The study also confirms fears that the horses are growing perilously inbred. “There are wild herds with lower diversity, but not many,” said Gus Cothran, an expert in equine genetics at Texas A&M University who is lead author of the report. He says a herd of 60 could survive, provided a new mare entered the group every generation (about eight years). The federal bill sets a herd size at 110 to 130, the minimum number Dr. Cothran says could slow genetic erosion if the horses remain isolated.
“We are not asking for hundreds of horses,” said Karen McCalpin, director of the Corolla Wild Horse Fund, which protects and cares for the horses, and leads public education about them.
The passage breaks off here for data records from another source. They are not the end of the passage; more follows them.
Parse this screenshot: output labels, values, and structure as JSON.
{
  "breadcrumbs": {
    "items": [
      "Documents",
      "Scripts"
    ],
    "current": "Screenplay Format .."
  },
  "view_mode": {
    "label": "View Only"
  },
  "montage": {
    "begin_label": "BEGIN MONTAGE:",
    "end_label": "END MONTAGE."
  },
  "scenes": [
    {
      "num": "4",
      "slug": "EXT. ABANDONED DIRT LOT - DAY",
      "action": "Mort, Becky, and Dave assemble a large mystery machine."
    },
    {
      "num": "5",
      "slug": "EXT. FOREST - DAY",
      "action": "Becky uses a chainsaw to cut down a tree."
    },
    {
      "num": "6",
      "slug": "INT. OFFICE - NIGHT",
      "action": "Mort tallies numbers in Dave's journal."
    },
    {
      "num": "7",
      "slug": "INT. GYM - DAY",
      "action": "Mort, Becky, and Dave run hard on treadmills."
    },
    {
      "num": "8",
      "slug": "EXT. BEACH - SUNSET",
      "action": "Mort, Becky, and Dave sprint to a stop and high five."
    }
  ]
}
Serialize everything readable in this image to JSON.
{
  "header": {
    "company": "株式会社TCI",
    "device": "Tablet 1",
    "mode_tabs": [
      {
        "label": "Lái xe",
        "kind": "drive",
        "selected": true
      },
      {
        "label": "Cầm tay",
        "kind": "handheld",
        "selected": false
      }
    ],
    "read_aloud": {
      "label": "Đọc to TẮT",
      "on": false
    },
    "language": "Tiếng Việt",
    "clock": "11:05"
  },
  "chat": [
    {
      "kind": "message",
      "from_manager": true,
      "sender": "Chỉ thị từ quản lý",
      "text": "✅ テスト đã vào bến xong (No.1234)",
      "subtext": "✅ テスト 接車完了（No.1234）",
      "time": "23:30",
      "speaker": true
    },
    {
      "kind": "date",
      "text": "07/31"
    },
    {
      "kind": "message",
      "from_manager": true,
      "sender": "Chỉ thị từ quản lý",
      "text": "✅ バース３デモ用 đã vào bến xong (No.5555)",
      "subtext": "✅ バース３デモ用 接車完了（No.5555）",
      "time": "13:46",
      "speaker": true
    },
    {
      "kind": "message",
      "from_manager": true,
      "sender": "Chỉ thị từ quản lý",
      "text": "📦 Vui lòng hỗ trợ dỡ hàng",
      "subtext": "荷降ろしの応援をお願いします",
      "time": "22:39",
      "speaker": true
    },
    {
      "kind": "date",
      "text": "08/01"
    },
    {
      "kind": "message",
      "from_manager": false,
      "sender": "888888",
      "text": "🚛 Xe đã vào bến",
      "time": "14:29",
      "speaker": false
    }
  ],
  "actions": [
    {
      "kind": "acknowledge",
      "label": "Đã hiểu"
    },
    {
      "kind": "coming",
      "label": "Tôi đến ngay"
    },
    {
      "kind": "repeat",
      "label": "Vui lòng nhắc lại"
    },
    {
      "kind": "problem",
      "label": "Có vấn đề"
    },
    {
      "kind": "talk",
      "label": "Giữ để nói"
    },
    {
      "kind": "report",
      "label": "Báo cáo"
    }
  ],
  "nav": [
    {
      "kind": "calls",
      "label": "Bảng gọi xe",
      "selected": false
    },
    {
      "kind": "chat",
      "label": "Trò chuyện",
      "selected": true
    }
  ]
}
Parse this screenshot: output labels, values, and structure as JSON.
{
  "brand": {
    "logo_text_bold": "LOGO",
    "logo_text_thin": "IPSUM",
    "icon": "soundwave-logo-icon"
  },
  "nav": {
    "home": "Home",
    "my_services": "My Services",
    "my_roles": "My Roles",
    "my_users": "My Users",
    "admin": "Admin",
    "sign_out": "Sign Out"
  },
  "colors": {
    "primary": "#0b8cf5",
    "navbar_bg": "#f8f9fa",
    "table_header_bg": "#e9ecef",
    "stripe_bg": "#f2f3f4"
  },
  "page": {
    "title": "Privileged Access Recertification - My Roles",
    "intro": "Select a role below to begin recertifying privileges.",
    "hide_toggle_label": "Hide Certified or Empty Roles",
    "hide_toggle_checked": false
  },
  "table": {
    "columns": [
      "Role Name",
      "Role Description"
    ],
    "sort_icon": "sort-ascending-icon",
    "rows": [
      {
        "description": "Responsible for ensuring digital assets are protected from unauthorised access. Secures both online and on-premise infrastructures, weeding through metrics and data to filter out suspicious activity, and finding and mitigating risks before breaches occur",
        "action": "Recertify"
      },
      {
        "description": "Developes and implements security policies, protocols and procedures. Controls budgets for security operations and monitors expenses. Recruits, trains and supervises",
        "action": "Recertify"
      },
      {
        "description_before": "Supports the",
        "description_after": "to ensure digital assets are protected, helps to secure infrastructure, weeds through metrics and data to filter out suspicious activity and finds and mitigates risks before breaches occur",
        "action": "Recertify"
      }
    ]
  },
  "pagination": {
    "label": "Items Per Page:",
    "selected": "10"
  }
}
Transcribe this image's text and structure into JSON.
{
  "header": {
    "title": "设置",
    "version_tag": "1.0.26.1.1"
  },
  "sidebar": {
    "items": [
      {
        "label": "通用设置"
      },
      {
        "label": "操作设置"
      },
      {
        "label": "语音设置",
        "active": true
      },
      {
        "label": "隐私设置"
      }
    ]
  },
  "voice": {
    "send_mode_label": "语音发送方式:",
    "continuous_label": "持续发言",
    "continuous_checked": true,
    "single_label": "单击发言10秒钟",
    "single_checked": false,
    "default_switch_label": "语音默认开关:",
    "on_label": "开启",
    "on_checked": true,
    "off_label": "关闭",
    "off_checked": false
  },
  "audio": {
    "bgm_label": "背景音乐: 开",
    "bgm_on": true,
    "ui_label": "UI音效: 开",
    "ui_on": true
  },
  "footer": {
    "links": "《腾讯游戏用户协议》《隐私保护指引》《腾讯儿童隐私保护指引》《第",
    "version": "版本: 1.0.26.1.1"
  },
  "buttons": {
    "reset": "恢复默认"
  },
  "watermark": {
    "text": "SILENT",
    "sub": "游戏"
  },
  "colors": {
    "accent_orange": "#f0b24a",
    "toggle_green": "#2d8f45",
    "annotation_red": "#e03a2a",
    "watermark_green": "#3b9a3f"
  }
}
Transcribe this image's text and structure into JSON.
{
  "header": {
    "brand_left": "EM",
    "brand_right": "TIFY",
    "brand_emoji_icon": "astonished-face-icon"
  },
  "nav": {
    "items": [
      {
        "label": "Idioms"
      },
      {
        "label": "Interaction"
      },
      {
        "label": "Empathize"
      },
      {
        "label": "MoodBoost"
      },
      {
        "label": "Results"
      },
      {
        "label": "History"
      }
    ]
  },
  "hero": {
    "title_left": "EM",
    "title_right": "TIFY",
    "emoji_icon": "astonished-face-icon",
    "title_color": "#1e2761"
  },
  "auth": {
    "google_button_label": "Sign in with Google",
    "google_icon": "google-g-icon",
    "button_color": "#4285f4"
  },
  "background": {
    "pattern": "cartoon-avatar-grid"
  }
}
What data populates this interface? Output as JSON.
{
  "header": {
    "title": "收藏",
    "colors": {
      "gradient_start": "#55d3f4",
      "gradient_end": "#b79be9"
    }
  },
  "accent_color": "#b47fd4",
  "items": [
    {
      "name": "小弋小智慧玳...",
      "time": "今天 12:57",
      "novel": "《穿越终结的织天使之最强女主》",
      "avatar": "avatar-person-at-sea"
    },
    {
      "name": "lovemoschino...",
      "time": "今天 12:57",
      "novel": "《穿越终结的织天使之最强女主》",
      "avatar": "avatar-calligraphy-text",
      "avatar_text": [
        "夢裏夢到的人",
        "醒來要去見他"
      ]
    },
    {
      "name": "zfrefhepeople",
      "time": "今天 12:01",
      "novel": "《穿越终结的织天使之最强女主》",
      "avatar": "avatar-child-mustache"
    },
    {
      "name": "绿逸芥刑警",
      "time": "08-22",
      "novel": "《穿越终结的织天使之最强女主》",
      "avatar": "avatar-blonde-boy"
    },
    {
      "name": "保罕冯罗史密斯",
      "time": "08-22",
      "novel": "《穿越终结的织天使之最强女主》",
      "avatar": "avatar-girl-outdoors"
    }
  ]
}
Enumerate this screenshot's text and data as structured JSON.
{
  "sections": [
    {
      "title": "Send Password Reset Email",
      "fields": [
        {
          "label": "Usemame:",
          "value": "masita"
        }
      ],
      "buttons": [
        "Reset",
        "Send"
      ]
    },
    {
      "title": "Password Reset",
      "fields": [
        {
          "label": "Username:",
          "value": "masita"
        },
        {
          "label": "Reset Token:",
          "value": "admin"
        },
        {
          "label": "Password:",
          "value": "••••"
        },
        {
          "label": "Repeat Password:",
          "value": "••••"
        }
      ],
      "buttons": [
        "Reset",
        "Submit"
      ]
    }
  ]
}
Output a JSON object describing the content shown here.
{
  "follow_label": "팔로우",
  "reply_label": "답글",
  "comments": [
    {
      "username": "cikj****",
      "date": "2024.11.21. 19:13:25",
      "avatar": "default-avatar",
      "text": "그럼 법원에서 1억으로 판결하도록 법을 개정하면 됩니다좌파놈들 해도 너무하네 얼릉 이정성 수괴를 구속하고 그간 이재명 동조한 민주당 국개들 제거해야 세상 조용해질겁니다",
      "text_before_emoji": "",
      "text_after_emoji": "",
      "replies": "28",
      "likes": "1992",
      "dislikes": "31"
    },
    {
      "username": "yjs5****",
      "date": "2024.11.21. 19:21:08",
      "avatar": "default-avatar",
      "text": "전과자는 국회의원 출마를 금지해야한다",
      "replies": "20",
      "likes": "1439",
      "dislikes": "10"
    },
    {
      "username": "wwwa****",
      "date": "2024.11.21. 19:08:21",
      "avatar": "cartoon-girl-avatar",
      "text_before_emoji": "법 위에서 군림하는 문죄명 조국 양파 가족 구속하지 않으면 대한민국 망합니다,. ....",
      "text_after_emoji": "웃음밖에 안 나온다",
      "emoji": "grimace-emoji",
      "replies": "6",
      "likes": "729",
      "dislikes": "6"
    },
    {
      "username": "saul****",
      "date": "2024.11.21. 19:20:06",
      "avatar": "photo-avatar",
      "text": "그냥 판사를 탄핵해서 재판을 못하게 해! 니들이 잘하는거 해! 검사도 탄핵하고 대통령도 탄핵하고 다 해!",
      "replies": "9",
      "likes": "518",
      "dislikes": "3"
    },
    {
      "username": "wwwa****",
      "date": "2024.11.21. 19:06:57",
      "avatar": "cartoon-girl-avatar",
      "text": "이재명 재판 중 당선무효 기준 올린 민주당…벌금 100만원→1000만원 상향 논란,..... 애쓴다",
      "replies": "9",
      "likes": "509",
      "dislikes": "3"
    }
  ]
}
The heart of the disagreement with wildlife conservationists is over how many horses the habitat can bear. “If they were that detrimental for the environment,” she asked, “wouldn’t that be evident by now?”
This question would be easier to answer if not for the matter of people. Other herds of Outer Banks horses live in expanses largely free of human intrusion. But the Corolla horses mostly live off people’s land and landscaping. Tourism promoters like to show horses frolicking in sand and surf, their manes blowing majestically, but these animals are just as likely to be spotted grazing alongside driveways.
Genetics aside, tourists pose the biggest threat to the herd, whether from collisions with distracted drivers, or from photo-seeking vacationers who flout local code that makes it a crime to feed or get within 50 feet of a horse. Last summer a 2-week-old colt died of an intestinal blockage after eating watermelon rinds fed to it by visitors.
As Corolla becomes more densely developed, the horses could be pushed more and more onto land set aside for wildlife sanctuaries. Last summer, out of concern for a species of bird called black rail, Mike Hoff, the refuge manager, fenced off a 135-acre swath of marshland after noting too many seasons of depleted grass. “It wasn’t that we wanted to exclude the horses because we don’t like them,” he said.
One of the few studies to examine the horses’ direct impact was published in 2004 in The Journal of Range Management. Researchers from East Carolina University reported that in general, plants on Corolla recovered from one season of grazing by early the following summer. But the data were gathered in 1997, when the horse population was estimated at 43, spread across 11,400 acres. Today, the range is almost 4,000 acres smaller and the herd size has more than tripled.
The continuing study of feral animals, financed jointly by the federal Fish and Wildlife Service and North Carolina State University, is intended to measure the effect of hogs and deer in addition to horses. Teasing out the horses’ impact “is a difficult question,” said Chris DePerno, who is leading the research, but he added, “We think we’ve designed a very, very good study.”
In this case, politics and science may be operating on separate timetables. The Senate could take up the bill before Dr. DePerno’s study is complete. Ms. McCalpin lamented that the horses were already bearing hallmarks of genetic failure, with an occasional foal born astoundingly small, or with back knees that lock instead of hinge.
“Time is running out,” she said, adding: “They’ve been here for five centuries. It makes me sad to think they might not be here for more.”